Dal 2013, in soli 5 anni, è stato elaborato un efficace metodo investigativo, è stata scoperta una filiera di discariche seppellite, c’è stata una presa di coscienza civile e politica che ha portato alla legge 6/2014. Siamo a metà dell’opera di monitoraggio di tutti i terreni della Terra dei fuochi, continuiamo a fare 2,3 arresti alla settimana e non ci sono più, nonostante l’inchiesta giornalistica di Fanpage, la numerosità, la pericolosità e la frequenza di prima. Sui prodotti agroalimentari, oltre il controllo della Asl secondo le norme italiane ed europee, c’è un controllo supplementare tanto che per la mia famiglia compro pesche, melenzane, pomodori della Terra dei fuochi perché i terreni inquinati sono interdetti alla coltivazione».

La prossima frontiera sono le bonifiche, la messa in sicurezza delle discariche. Il compito spetta all’autorità amministrativa che deve individuare le risorse e formulare leggi adatte.

Altro passo in avanti è stata l’approvazione della legge 68/2015 che introduce, dopo 24 lunghi anni di attesa, i delitti ambientali nel codice penale.

Primo firmatario Salvatore Micillo, per anni impegnato con Libera, nel suo territorio di Giugliano, nella Terra dei fuochi, e dal 2013 deputato in Parlamento. «Il problema dei disastri ambientali – spiega – non è di chi ci sta accanto o a qualche km di distanza, ma è mio, tuo, di tutti noi che facciamo dell’Italia la nostra terra e la nostra casa».

Anche perché «inquinare il creato – si infervora don Maurizio Patriciello, autore per Città Nuova di Meraviglioso – equivale ad ammazzare gli uomini».

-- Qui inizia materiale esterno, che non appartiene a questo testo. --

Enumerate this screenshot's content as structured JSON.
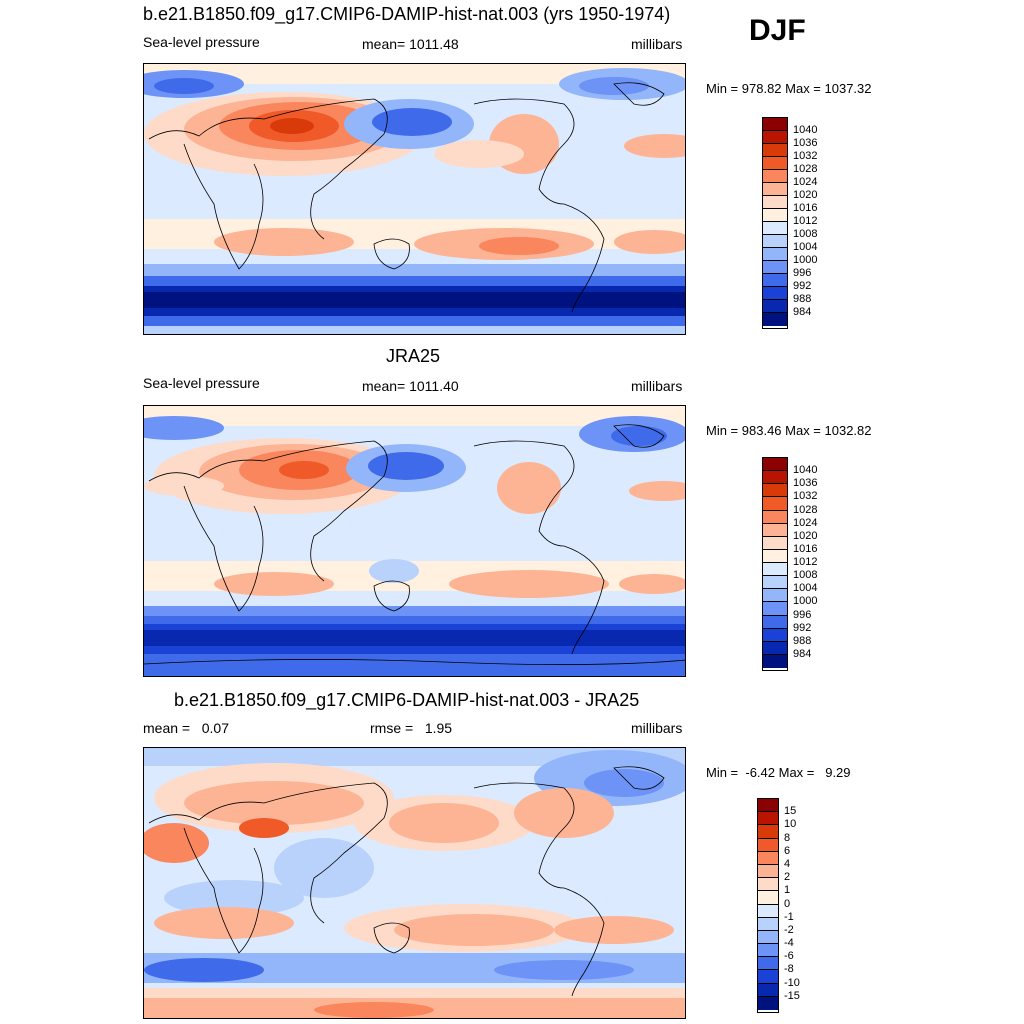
{
  "season": "DJF",
  "panels": [
    {
      "id": "model",
      "title": "b.e21.B1850.f09_g17.CMIP6-DAMIP-hist-nat.003 (yrs 1950-1974)",
      "left_label": "Sea-level pressure",
      "center_label": "mean= 1011.48",
      "right_label": "millibars",
      "minmax": "Min = 978.82 Max = 1037.32",
      "colorbar": {
        "colors": [
          "#8b0000",
          "#b81400",
          "#d93a0a",
          "#ef5a28",
          "#f9865c",
          "#fdb495",
          "#fedbc8",
          "#fff0e0",
          "#dbeafe",
          "#b8d2fc",
          "#93b6fa",
          "#6c93f5",
          "#3f6bea",
          "#1b42d6",
          "#0828b0",
          "#001280"
        ],
        "labels": [
          "1040",
          "1036",
          "1032",
          "1028",
          "1024",
          "1020",
          "1016",
          "1012",
          "1008",
          "1004",
          "1000",
          "996",
          "992",
          "988",
          "984"
        ]
      }
    },
    {
      "id": "obs",
      "title": "JRA25",
      "left_label": "Sea-level pressure",
      "center_label": "mean= 1011.40",
      "right_label": "millibars",
      "minmax": "Min = 983.46 Max = 1032.82",
      "colorbar": {
        "colors": [
          "#8b0000",
          "#b81400",
          "#d93a0a",
          "#ef5a28",
          "#f9865c",
          "#fdb495",
          "#fedbc8",
          "#fff0e0",
          "#dbeafe",
          "#b8d2fc",
          "#93b6fa",
          "#6c93f5",
          "#3f6bea",
          "#1b42d6",
          "#0828b0",
          "#001280"
        ],
        "labels": [
          "1040",
          "1036",
          "1032",
          "1028",
          "1024",
          "1020",
          "1016",
          "1012",
          "1008",
          "1004",
          "1000",
          "996",
          "992",
          "988",
          "984"
        ]
      }
    },
    {
      "id": "diff",
      "title": "b.e21.B1850.f09_g17.CMIP6-DAMIP-hist-nat.003 - JRA25",
      "left_label": "mean =   0.07",
      "center_label": "rmse =   1.95",
      "right_label": "millibars",
      "minmax": "Min =  -6.42 Max =   9.29",
      "colorbar": {
        "colors": [
          "#8b0000",
          "#b81400",
          "#d93a0a",
          "#ef5a28",
          "#f9865c",
          "#fdb495",
          "#fedbc8",
          "#fff0e0",
          "#dbeafe",
          "#b8d2fc",
          "#93b6fa",
          "#6c93f5",
          "#3f6bea",
          "#1b42d6",
          "#0828b0",
          "#001280"
        ],
        "labels": [
          "15",
          "10",
          "8",
          "6",
          "4",
          "2",
          "1",
          "0",
          "-1",
          "-2",
          "-4",
          "-6",
          "-8",
          "-10",
          "-15"
        ]
      }
    }
  ]
}
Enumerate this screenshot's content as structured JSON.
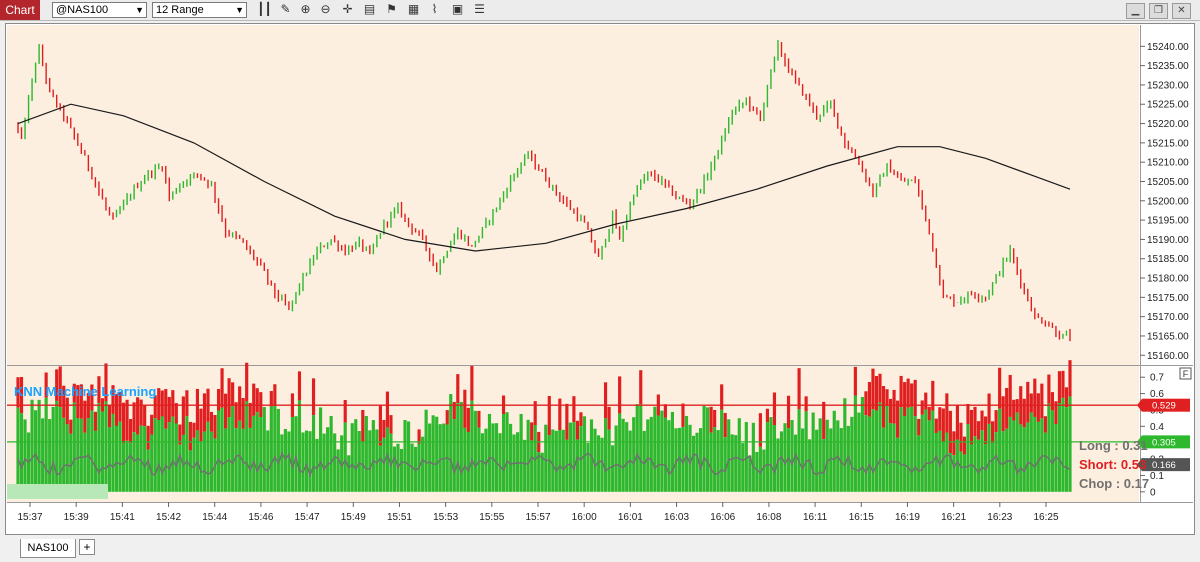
{
  "toolbar": {
    "chart_label": "Chart",
    "symbol_value": "@NAS100",
    "interval_value": "12 Range",
    "tool_icons": [
      "bar-style-icon",
      "pencil-icon",
      "zoom-in-icon",
      "zoom-out-icon",
      "crosshair-icon",
      "data-box-icon",
      "flag-icon",
      "chart-type-icon",
      "analysis-icon",
      "format-icon"
    ],
    "window_icons": [
      "minimize-icon",
      "restore-icon",
      "close-icon"
    ]
  },
  "tabs": {
    "active": "NAS100",
    "add_label": "+"
  },
  "colors": {
    "background": "#fdefe0",
    "up_bar": "#2db82d",
    "down_bar": "#e02020",
    "ma_line": "#1a1a1a",
    "indicator_title": "#1aa3ff",
    "short_level": "#e02020",
    "long_level": "#2db82d",
    "chop_line": "#707070"
  },
  "chart_data": [
    {
      "type": "candlestick",
      "title": "",
      "ylim": [
        15158,
        15245
      ],
      "ytick_labels": [
        "15160.00",
        "15165.00",
        "15170.00",
        "15175.00",
        "15180.00",
        "15185.00",
        "15190.00",
        "15195.00",
        "15200.00",
        "15205.00",
        "15210.00",
        "15215.00",
        "15220.00",
        "15225.00",
        "15230.00",
        "15235.00",
        "15240.00"
      ],
      "x_labels": [
        "15:37",
        "15:39",
        "15:41",
        "15:42",
        "15:44",
        "15:46",
        "15:47",
        "15:49",
        "15:51",
        "15:53",
        "15:55",
        "15:57",
        "16:00",
        "16:01",
        "16:03",
        "16:06",
        "16:08",
        "16:11",
        "16:15",
        "16:19",
        "16:21",
        "16:23",
        "16:25"
      ],
      "price_path": [
        [
          0,
          15220
        ],
        [
          2,
          15216
        ],
        [
          6,
          15236
        ],
        [
          7,
          15239
        ],
        [
          10,
          15228
        ],
        [
          14,
          15222
        ],
        [
          20,
          15211
        ],
        [
          26,
          15198
        ],
        [
          28,
          15195
        ],
        [
          34,
          15203
        ],
        [
          38,
          15207
        ],
        [
          42,
          15209
        ],
        [
          44,
          15201
        ],
        [
          48,
          15205
        ],
        [
          52,
          15207
        ],
        [
          56,
          15204
        ],
        [
          60,
          15192
        ],
        [
          64,
          15190
        ],
        [
          70,
          15183
        ],
        [
          74,
          15176
        ],
        [
          78,
          15172
        ],
        [
          82,
          15180
        ],
        [
          86,
          15187
        ],
        [
          90,
          15190
        ],
        [
          94,
          15187
        ],
        [
          98,
          15189
        ],
        [
          101,
          15186
        ],
        [
          105,
          15194
        ],
        [
          109,
          15198
        ],
        [
          112,
          15194
        ],
        [
          116,
          15190
        ],
        [
          120,
          15182
        ],
        [
          122,
          15186
        ],
        [
          126,
          15192
        ],
        [
          130,
          15188
        ],
        [
          134,
          15194
        ],
        [
          138,
          15200
        ],
        [
          142,
          15207
        ],
        [
          146,
          15212
        ],
        [
          150,
          15207
        ],
        [
          154,
          15202
        ],
        [
          158,
          15198
        ],
        [
          162,
          15194
        ],
        [
          166,
          15185
        ],
        [
          170,
          15196
        ],
        [
          172,
          15190
        ],
        [
          176,
          15202
        ],
        [
          180,
          15207
        ],
        [
          184,
          15205
        ],
        [
          188,
          15201
        ],
        [
          192,
          15199
        ],
        [
          196,
          15205
        ],
        [
          200,
          15213
        ],
        [
          204,
          15223
        ],
        [
          208,
          15226
        ],
        [
          212,
          15221
        ],
        [
          214,
          15230
        ],
        [
          217,
          15240
        ],
        [
          220,
          15234
        ],
        [
          224,
          15228
        ],
        [
          228,
          15222
        ],
        [
          232,
          15225
        ],
        [
          236,
          15215
        ],
        [
          240,
          15210
        ],
        [
          244,
          15202
        ],
        [
          248,
          15209
        ],
        [
          252,
          15205
        ],
        [
          256,
          15205
        ],
        [
          260,
          15192
        ],
        [
          264,
          15175
        ],
        [
          268,
          15174
        ],
        [
          272,
          15176
        ],
        [
          276,
          15175
        ],
        [
          280,
          15182
        ],
        [
          283,
          15187
        ],
        [
          286,
          15179
        ],
        [
          290,
          15170
        ],
        [
          294,
          15168
        ],
        [
          297,
          15165
        ]
      ],
      "ma_path": [
        [
          0,
          15220
        ],
        [
          15,
          15225
        ],
        [
          30,
          15222
        ],
        [
          50,
          15215
        ],
        [
          70,
          15205
        ],
        [
          90,
          15196
        ],
        [
          110,
          15190
        ],
        [
          130,
          15187
        ],
        [
          150,
          15189
        ],
        [
          170,
          15194
        ],
        [
          190,
          15198
        ],
        [
          210,
          15203
        ],
        [
          230,
          15209
        ],
        [
          250,
          15214
        ],
        [
          262,
          15214
        ],
        [
          275,
          15211
        ],
        [
          290,
          15206
        ],
        [
          300,
          15203
        ]
      ],
      "n_bars": 300
    },
    {
      "type": "bar",
      "title": "KNN Machine Learning",
      "ylim": [
        -0.05,
        0.75
      ],
      "ytick_labels": [
        "0",
        "0.1",
        "0.2",
        "0.3",
        "0.4",
        "0.5",
        "0.6",
        "0.7"
      ],
      "series": [
        {
          "name": "Long",
          "value": 0.31,
          "label": "Long : 0.31"
        },
        {
          "name": "Short",
          "value": 0.53,
          "label": "Short: 0.53"
        },
        {
          "name": "Chop",
          "value": 0.17,
          "label": "Chop : 0.17"
        }
      ],
      "levels": [
        {
          "value": 0.529,
          "label": "0.529"
        },
        {
          "value": 0.305,
          "label": "0.305"
        },
        {
          "value": 0.166,
          "label": "0.166"
        }
      ],
      "corner_badge": "F"
    }
  ]
}
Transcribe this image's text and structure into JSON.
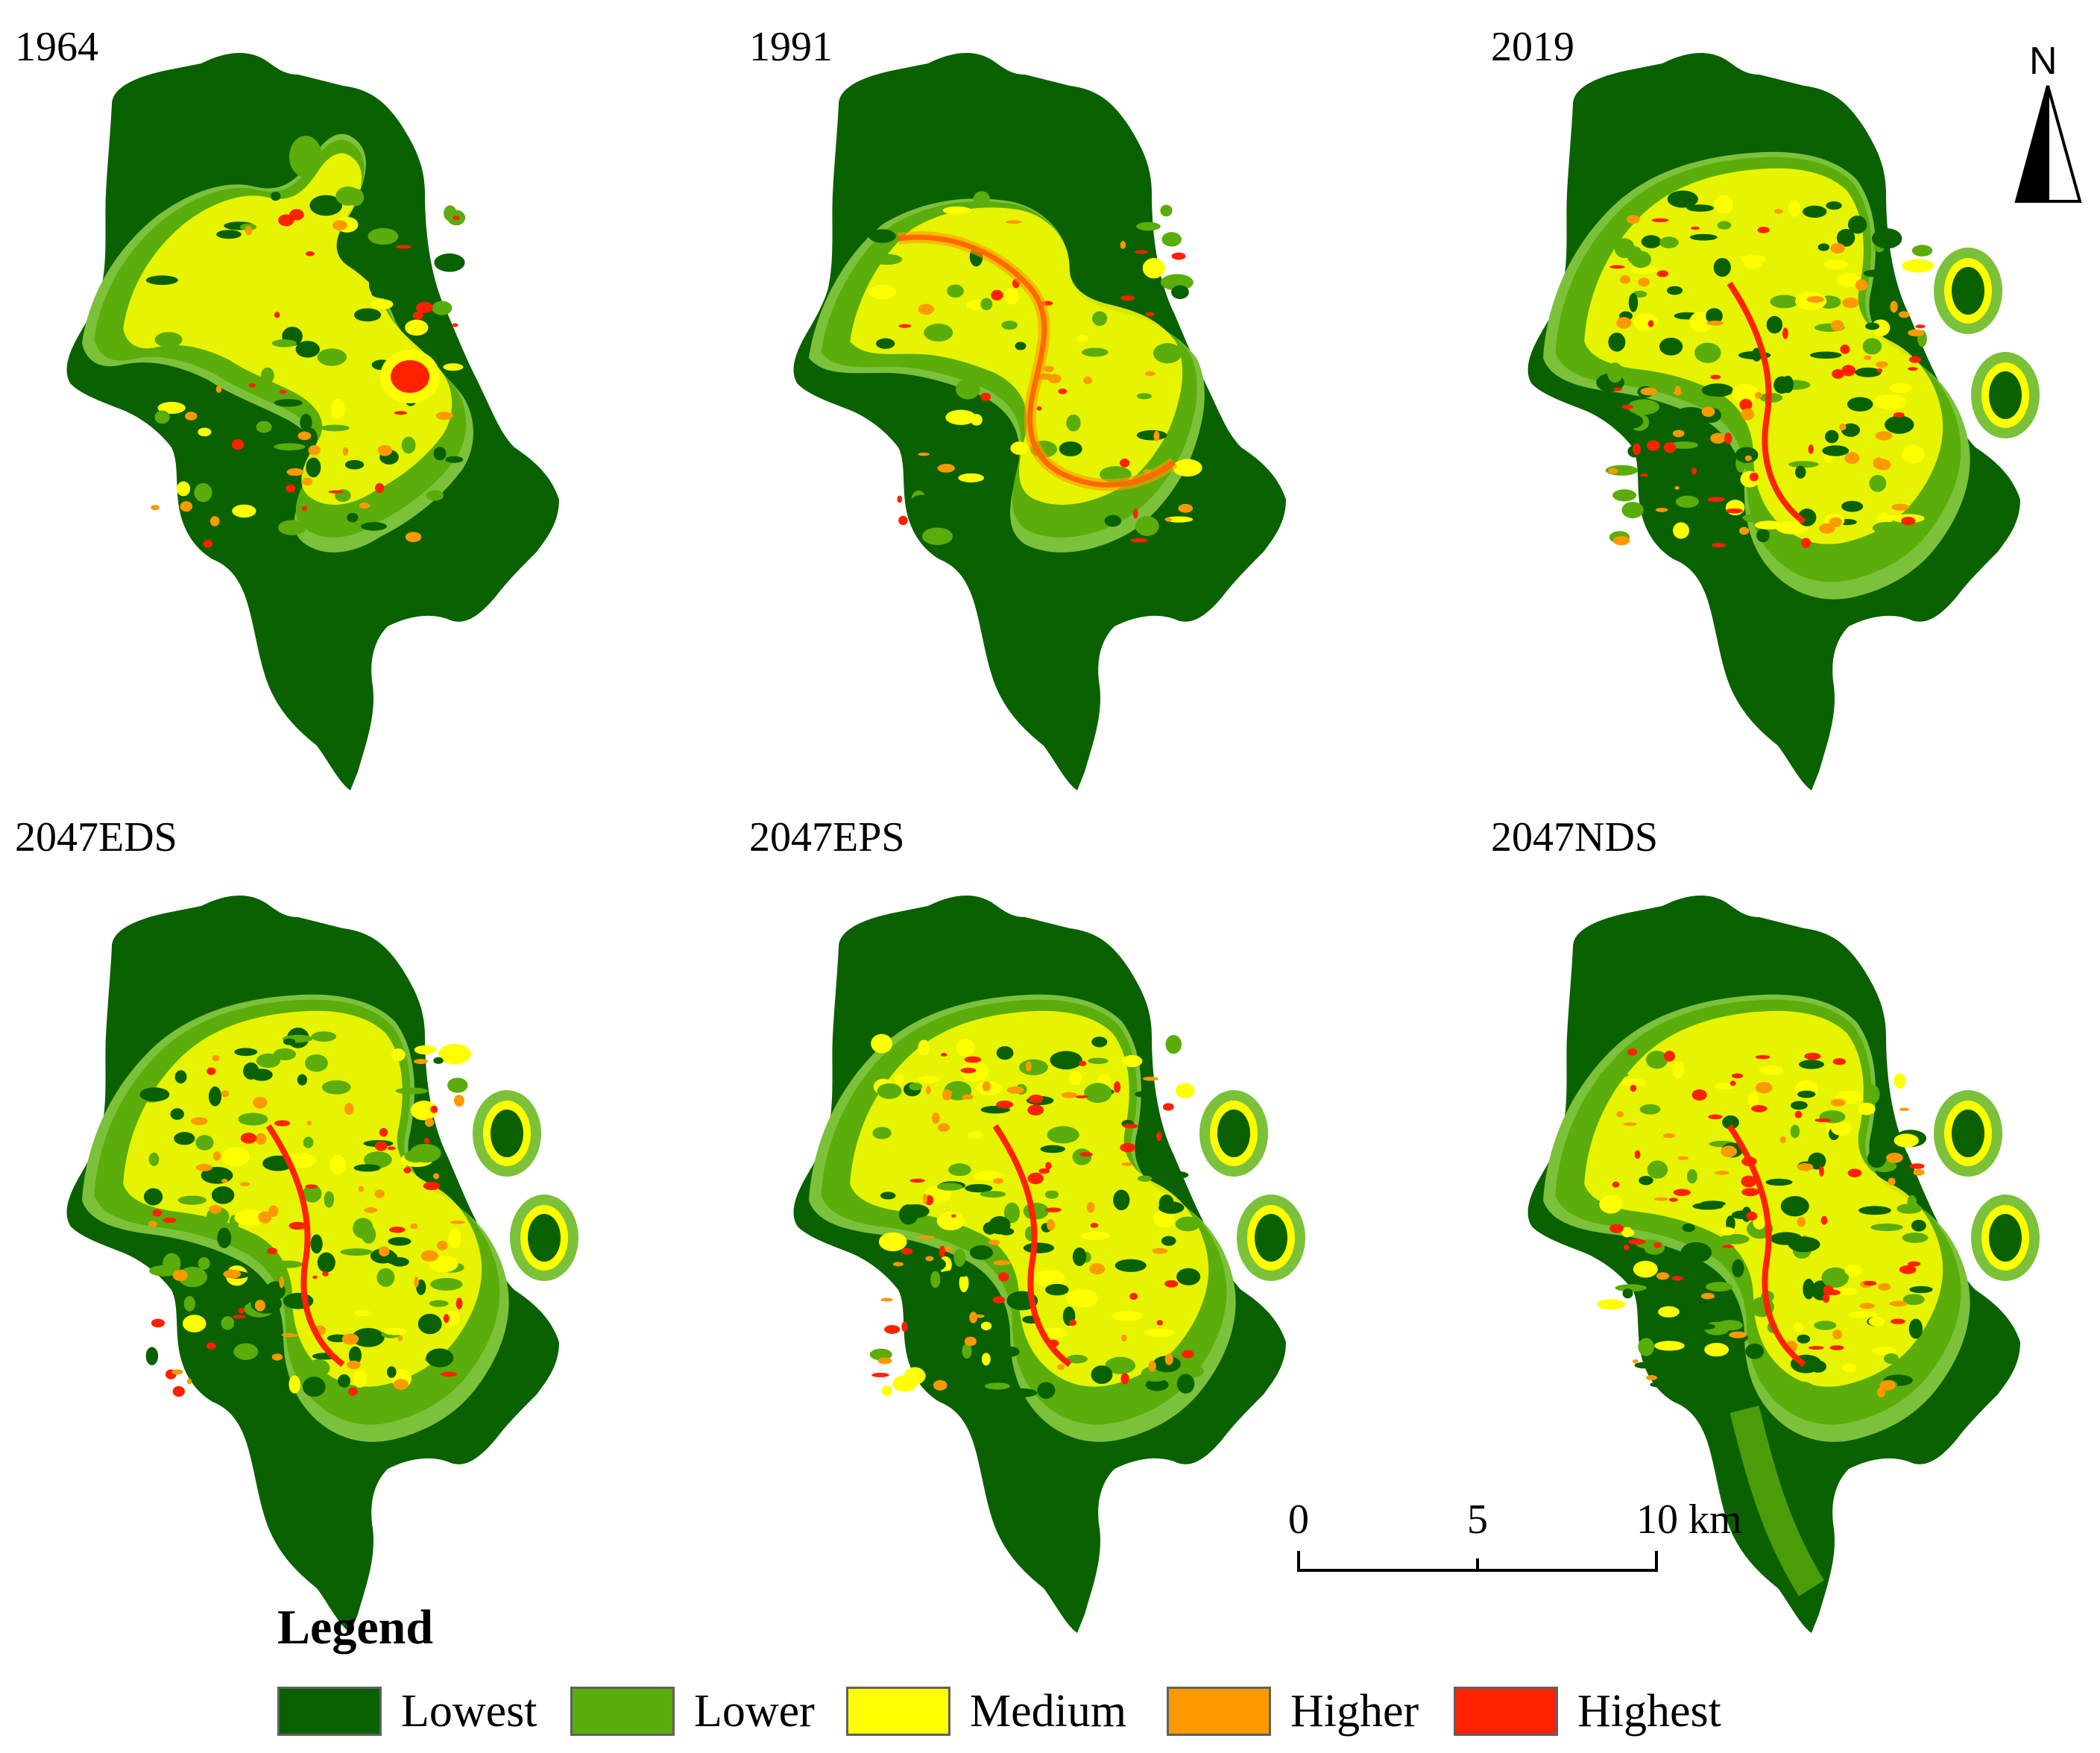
{
  "panels": [
    {
      "id": "p1964",
      "label": "1964"
    },
    {
      "id": "p1991",
      "label": "1991"
    },
    {
      "id": "p2019",
      "label": "2019"
    },
    {
      "id": "p2047eds",
      "label": "2047EDS"
    },
    {
      "id": "p2047eps",
      "label": "2047EPS"
    },
    {
      "id": "p2047nds",
      "label": "2047NDS"
    }
  ],
  "north_arrow": {
    "label": "N"
  },
  "scale_bar": {
    "ticks": [
      "0",
      "5",
      "10 km"
    ]
  },
  "legend": {
    "title": "Legend",
    "items": [
      {
        "label": "Lowest",
        "color": "#0a6100"
      },
      {
        "label": "Lower",
        "color": "#5aad0a"
      },
      {
        "label": "Medium",
        "color": "#ffff00"
      },
      {
        "label": "Higher",
        "color": "#ff9900"
      },
      {
        "label": "Highest",
        "color": "#ff2200"
      }
    ]
  },
  "colors": {
    "lowest": "#0a6100",
    "lower": "#5aad0a",
    "lower_light": "#7cc13a",
    "medium": "#ffff00",
    "higher": "#ff9900",
    "highest": "#ff2200"
  }
}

Uomini, donne, bambini che nella Terra dei fuochi continuano ad ammalarsi e morire di tumori con un’incidenza maggiore che nel resto d’Italia. Dal 16 marzo 2018 si è iscritto all’“anagrafe civile del cancro” anche Antonio Marfella, oncologo della Fondazione Pascale e presidente dei medici per l’ambiente di Napoli. «La Terra dei fuochi non è un luogo, ma un fenomeno, la metafora della perdita di equilibrio tra ambiente e produzione, frutto del paradigma tecnocratico dominante. Per questo serve una conversione ecologica – come dice papa Francesco – perché salvare il pianeta è compito di ognuno di noi». E il silenzio è omissione.

 

Terra dei fuochi

Temine coniato nel 2003 e utilizzato per la prima volta nel Rapporto ecomafie a cura di Legambiente. Con esso si indica un territorio che ingloba 90 comuni, 3 milioni di abitanti, più di 1000 km quadrati, compreso tra i quartieri occidentali di Napoli, Palma Campania, Caserta e il litorale domizio, in cui si operano lo sversamento e la combustione illecita dei rifiuti in discariche abusive, non sempre ad opera della camorra, spesso sono piccole bande non legate alla malavita organizzata.